After they cut Joseph H. McCoy down from the lamp post, the coroner ruled that death had come by strangulation. There was a gunpowder burn on his face, three gunshot wounds in his chest, and he had been hit on the head with a cobblestone.

Witnesses said the mob had used a battering ram to break down the door of the Alexandria police station, had overwhelmed the police, and carried McCoy off to Cameron and Lee streets, where he was lynched to cheers from the crowd.

No one in the mob could be readily identified. The perpetrators were “person or persons unknown,” according to the inquest.

On Thursday, 123 years after the April 23, 1897, lynching, Alexandria held a virtual remembrance, in which Mayor Justin M. Wilson apologized and promised that the city would never forget.

“The city had planned a large community gathering at the McCoy lynching site … on April 23,” Audrey P. Davis, director of the Alexandria Black History Museum, wrote Thursday.
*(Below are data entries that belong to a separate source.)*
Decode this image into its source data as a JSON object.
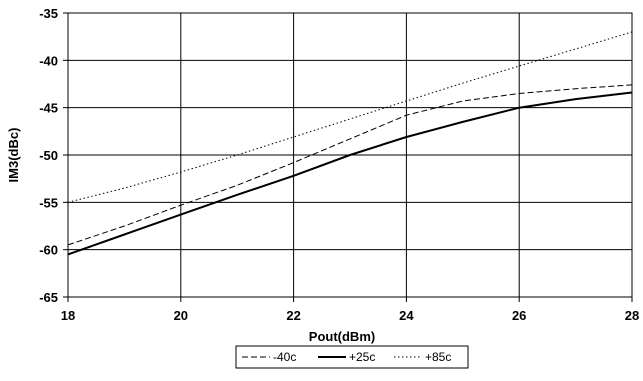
{
  "chart_data": {
    "type": "line",
    "xlabel": "Pout(dBm)",
    "ylabel": "IM3(dBc)",
    "xlim": [
      18,
      28
    ],
    "ylim": [
      -65,
      -35
    ],
    "x_ticks": [
      18,
      20,
      22,
      24,
      26,
      28
    ],
    "y_ticks": [
      -65,
      -60,
      -55,
      -50,
      -45,
      -40,
      -35
    ],
    "grid": true,
    "legend_position": "bottom",
    "series": [
      {
        "name": "-40c",
        "line_style": "dashed",
        "color": "#000000",
        "x": [
          18,
          19,
          20,
          21,
          22,
          23,
          24,
          25,
          26,
          27,
          28
        ],
        "y": [
          -59.5,
          -57.5,
          -55.3,
          -53.2,
          -50.8,
          -48.3,
          -45.8,
          -44.3,
          -43.5,
          -43.0,
          -42.6
        ]
      },
      {
        "name": "+25c",
        "line_style": "solid",
        "color": "#000000",
        "x": [
          18,
          19,
          20,
          21,
          22,
          23,
          24,
          25,
          26,
          27,
          28
        ],
        "y": [
          -60.5,
          -58.4,
          -56.3,
          -54.2,
          -52.2,
          -50.0,
          -48.1,
          -46.5,
          -45.0,
          -44.1,
          -43.4
        ]
      },
      {
        "name": "+85c",
        "line_style": "dotted",
        "color": "#000000",
        "x": [
          18,
          19,
          20,
          21,
          22,
          23,
          24,
          25,
          26,
          27,
          28
        ],
        "y": [
          -55.0,
          -53.5,
          -51.8,
          -50.0,
          -48.1,
          -46.2,
          -44.3,
          -42.4,
          -40.6,
          -38.8,
          -37.0
        ]
      }
    ]
  }
}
But because of covid-19 restrictions, a virtual ceremony had to be held.

“Over recent years, we have worked very hard to ensure a more just, complete and equal telling of our history,” Wilson said in a video presentation that went with the commemoration. So that “future generations learn from the good and the bad.”

Between 1882 and 1968, Wilson said 100 Virginians were lynched, including 11 from Northern Virginia. They were among 4,743 reported lynchings nationwide during the same period. A second lynching took place in Alexandria in 1889, when Benjamin Thomas was hung on a separate street corner.